Wei, młoda naukowczyni o oszpeconej twarzy, desperacko pragnie dopasować się do urodziwych koleżanek. Zaczyna eksperymentować ze swoim wyglądem. Wkrótce traci jednak kontrolę nad przebiegiem biologicznych procesów, co przynosi przerażające efekty…
[opis dystrybutora]
Aktorzy:
Jess Hong, Chloe Parker (24) więcejKompozytorzy:
Lachlan AndersonReżyserzy:
Sasha RainbowProducenci:
Murray Francis, Charlie Kemball (8) więcejScenarzyści:
Lee Murray, Mia Maramara (2) więcejPremiera (Świat):
8 sierpnia 2024Premiera (Polska):
14 lutego 2025Kraj produkcji:
Nowa ZelandiaDystrybutor:
Forum Film PolandCzas trwania:
96 min.Gatunek:
Horror, Dramat, Romans
Najnowsza recenzja redakcji
Grafted, podobnie jak Substancja, nie bawi się w subtelności. Debiutująca reżyserka Sasha Rainbow nie miała intencji stopniowego budowania akcji ani nie siliła się na zawoalowane metafory. Zaczęła od mocnego uderzenia. I chociaż napięcie nie zawsze rosło wraz z upływającymi minutami, to jednak całość skutecznie wpisała się w trend body horrorów o feministycznym zacięciu.

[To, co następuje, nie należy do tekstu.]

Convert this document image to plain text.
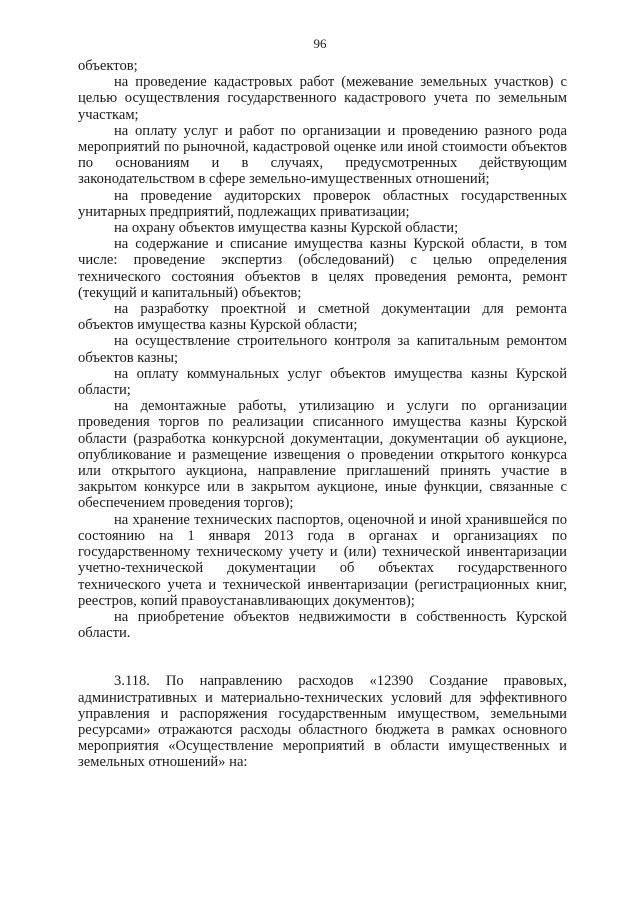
96

объектов;

на проведение кадастровых работ (межевание земельных участков) с целью осуществления государственного кадастрового учета по земельным участкам;

на оплату услуг и работ по организации и проведению разного рода мероприятий по рыночной, кадастровой оценке или иной стоимости объектов по основаниям и в случаях, предусмотренных действующим законодательством в сфере земельно-имущественных отношений;

на проведение аудиторских проверок областных государственных унитарных предприятий, подлежащих приватизации;

на охрану объектов имущества казны Курской области;

на содержание и списание имущества казны Курской области, в том числе: проведение экспертиз (обследований) с целью определения технического состояния объектов в целях проведения ремонта, ремонт (текущий и капитальный) объектов;

на разработку проектной и сметной документации для ремонта объектов имущества казны Курской области;

на осуществление строительного контроля за капитальным ремонтом объектов казны;

на оплату коммунальных услуг объектов имущества казны Курской области;

на демонтажные работы, утилизацию и услуги по организации проведения торгов по реализации списанного имущества казны Курской области (разработка конкурсной документации, документации об аукционе, опубликование и размещение извещения о проведении открытого конкурса или открытого аукциона, направление приглашений принять участие в закрытом конкурсе или в закрытом аукционе, иные функции, связанные с обеспечением проведения торгов);

на хранение технических паспортов, оценочной и иной хранившейся по состоянию на 1 января 2013 года в органах и организациях по государственному техническому учету и (или) технической инвентаризации учетно-технической документации об объектах государственного технического учета и технической инвентаризации (регистрационных книг, реестров, копий правоустанавливающих документов);

на приобретение объектов недвижимости в собственность Курской области.

3.118. По направлению расходов «12390 Создание правовых, административных и материально-технических условий для эффективного управления и распоряжения государственным имуществом, земельными ресурсами» отражаются расходы областного бюджета в рамках основного мероприятия «Осуществление мероприятий в области имущественных и земельных отношений» на:
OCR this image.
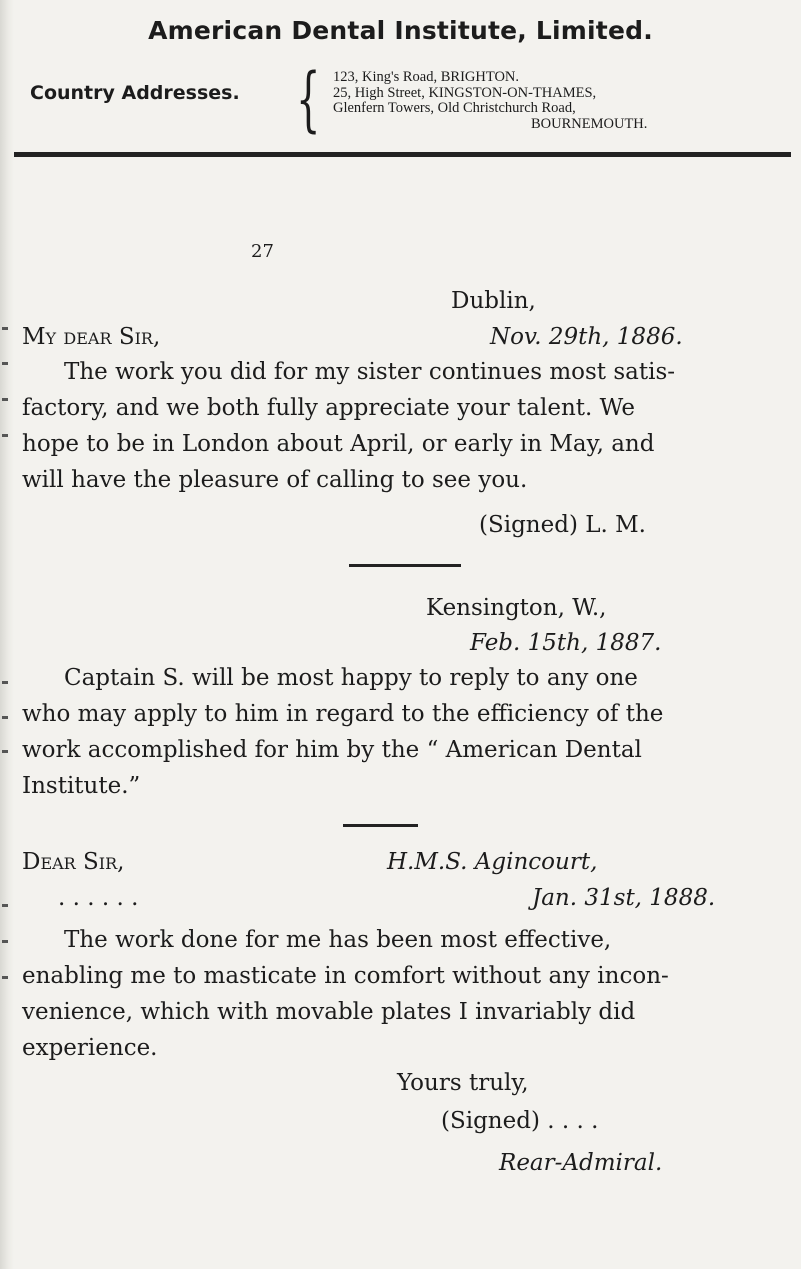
American Dental Institute, Limited.
Country Addresses. { 123, King's Road, BRIGHTON.
25, High Street, KINGSTON-ON-THAMES,
Glenfern Towers, Old Christchurch Road,
BOURNEMOUTH.
27
Dublin,
My dear Sir,	Nov. 29th, 1886.
The work you did for my sister continues most satis-
factory, and we both fully appreciate your talent. We
hope to be in London about April, or early in May, and
will have the pleasure of calling to see you.
(Signed) L. M.
Kensington, W.,
Feb. 15th, 1887.
Captain S. will be most happy to reply to any one
who may apply to him in regard to the efficiency of the
work accomplished for him by the “ American Dental
Institute.”
Dear Sir,	H.M.S. Agincourt,
. . . . . .	Jan. 31st, 1888.
The work done for me has been most effective,
enabling me to masticate in comfort without any incon-
venience, which with movable plates I invariably did
experience.
Yours truly,
(Signed) . . . .
Rear-Admiral.
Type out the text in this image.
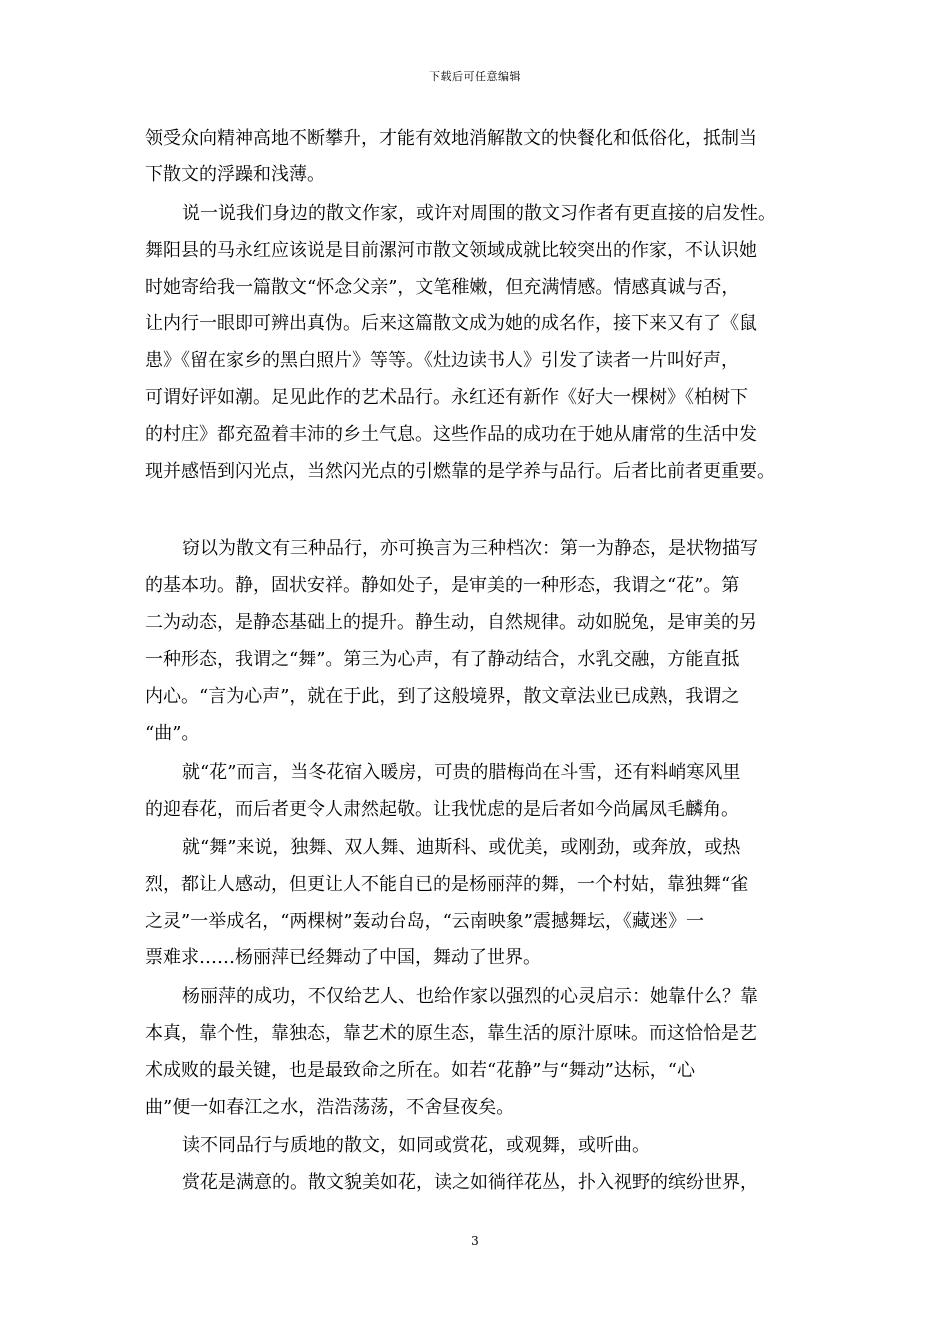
下载后可任意编辑
领受众向精神高地不断攀升，才能有效地消解散文的快餐化和低俗化，抵制当
下散文的浮躁和浅薄。
说一说我们身边的散文作家，或许对周围的散文习作者有更直接的启发性。
舞阳县的马永红应该说是目前漯河市散文领域成就比较突出的作家，不认识她
时她寄给我一篇散文“怀念父亲”，文笔稚嫩，但充满情感。情感真诚与否，
让内行一眼即可辨出真伪。后来这篇散文成为她的成名作，接下来又有了《鼠
患》《留在家乡的黑白照片》等等。《灶边读书人》引发了读者一片叫好声，
可谓好评如潮。足见此作的艺术品行。永红还有新作《好大一棵树》《柏树下
的村庄》都充盈着丰沛的乡土气息。这些作品的成功在于她从庸常的生活中发
现并感悟到闪光点，当然闪光点的引燃靠的是学养与品行。后者比前者更重要。
窃以为散文有三种品行，亦可换言为三种档次：第一为静态，是状物描写
的基本功。静，固状安祥。静如处子，是审美的一种形态，我谓之“花”。第
二为动态，是静态基础上的提升。静生动，自然规律。动如脱兔，是审美的另
一种形态，我谓之“舞”。第三为心声，有了静动结合，水乳交融，方能直抵
内心。“言为心声”，就在于此，到了这般境界，散文章法业已成熟，我谓之
“曲”。
就“花”而言，当冬花宿入暖房，可贵的腊梅尚在斗雪，还有料峭寒风里
的迎春花，而后者更令人肃然起敬。让我忧虑的是后者如今尚属凤毛麟角。
就“舞”来说，独舞、双人舞、迪斯科、或优美，或刚劲，或奔放，或热
烈，都让人感动，但更让人不能自已的是杨丽萍的舞，一个村姑，靠独舞“雀
之灵”一举成名，“两棵树”轰动台岛，“云南映象”震撼舞坛，《藏迷》一
票难求……杨丽萍已经舞动了中国，舞动了世界。
杨丽萍的成功，不仅给艺人、也给作家以强烈的心灵启示：她靠什么？靠
本真，靠个性，靠独态，靠艺术的原生态，靠生活的原汁原味。而这恰恰是艺
术成败的最关键，也是最致命之所在。如若“花静”与“舞动”达标，“心
曲”便一如春江之水，浩浩荡荡，不舍昼夜矣。
读不同品行与质地的散文，如同或赏花，或观舞，或听曲。
赏花是满意的。散文貌美如花，读之如徜徉花丛，扑入视野的缤纷世界，
3
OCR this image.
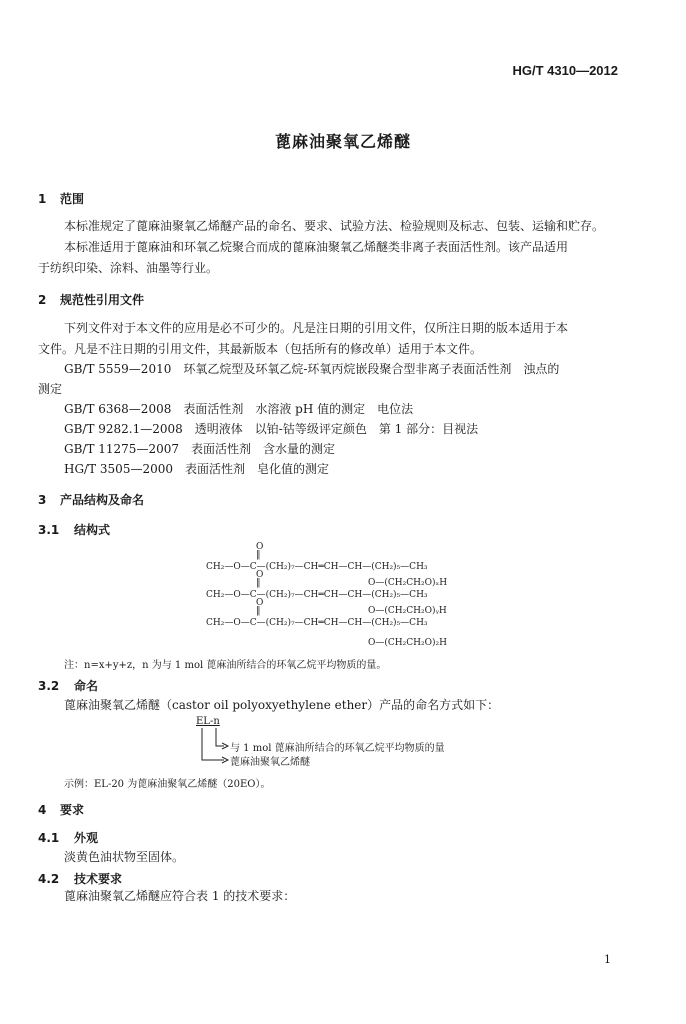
HG/T 4310—2012
蓖麻油聚氧乙烯醚
1 范围
本标准规定了蓖麻油聚氧乙烯醚产品的命名、要求、试验方法、检验规则及标志、包装、运输和贮存。
本标准适用于蓖麻油和环氧乙烷聚合而成的蓖麻油聚氧乙烯醚类非离子表面活性剂。该产品适用
于纺织印染、涂料、油墨等行业。
2 规范性引用文件
下列文件对于本文件的应用是必不可少的。凡是注日期的引用文件，仅所注日期的版本适用于本
文件。凡是不注日期的引用文件，其最新版本（包括所有的修改单）适用于本文件。
GB/T 5559—2010　环氧乙烷型及环氧乙烷-环氧丙烷嵌段聚合型非离子表面活性剂　浊点的
测定
GB/T 6368—2008　表面活性剂　水溶液 pH 值的测定　电位法
GB/T 9282.1—2008　透明液体　以铂-钴等级评定颜色　第 1 部分：目视法
GB/T 11275—2007　表面活性剂　含水量的测定
HG/T 3505—2000　表面活性剂　皂化值的测定
3 产品结构及命名
3.1 结构式
O
‖
CH₂—O—C—(CH₂)₇—CH═CH—CH—(CH₂)₅—CH₃
O
‖	O—(CH₂CH₂O)ₓH
CH₂—O—C—(CH₂)₇—CH═CH—CH—(CH₂)₅—CH₃
O
‖	O—(CH₂CH₂O)ᵧH
CH₂—O—C—(CH₂)₇—CH═CH—CH—(CH₂)₅—CH₃
O—(CH₂CH₂O)₂H
注：n=x+y+z，n 为与 1 mol 蓖麻油所结合的环氧乙烷平均物质的量。
3.2 命名
蓖麻油聚氧乙烯醚（castor oil polyoxyethylene ether）产品的命名方式如下：
EL-n
与 1 mol 蓖麻油所结合的环氧乙烷平均物质的量
蓖麻油聚氧乙烯醚
示例：EL-20 为蓖麻油聚氧乙烯醚（20EO）。
4 要求
4.1 外观
淡黄色油状物至固体。
4.2 技术要求
蓖麻油聚氧乙烯醚应符合表 1 的技术要求：
1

Rainbow, czerpiąc garściami z groteski i kampu, snuła wyrazistą opowieść o kobiecej rywalizacji i trudnych do spełnienia standardach piękna. Chciała ukazać też desperacką i brutalną ucieczkę od wstydu i traumy.
Główną bohaterką jest Wei, chińska studentka, która przyjeżdża do Nowej Zelandii, aby studiować kierunek medyczny na prestiżowym uniwersytecie. Po śmierci ojca, który prowadził eksperymentalne badania nad przeszczepami skóry, dziewczyna kontynuuje jego pracę, dążąc do poprawy swojego wyglądu i spełnienia oczekiwań społecznych.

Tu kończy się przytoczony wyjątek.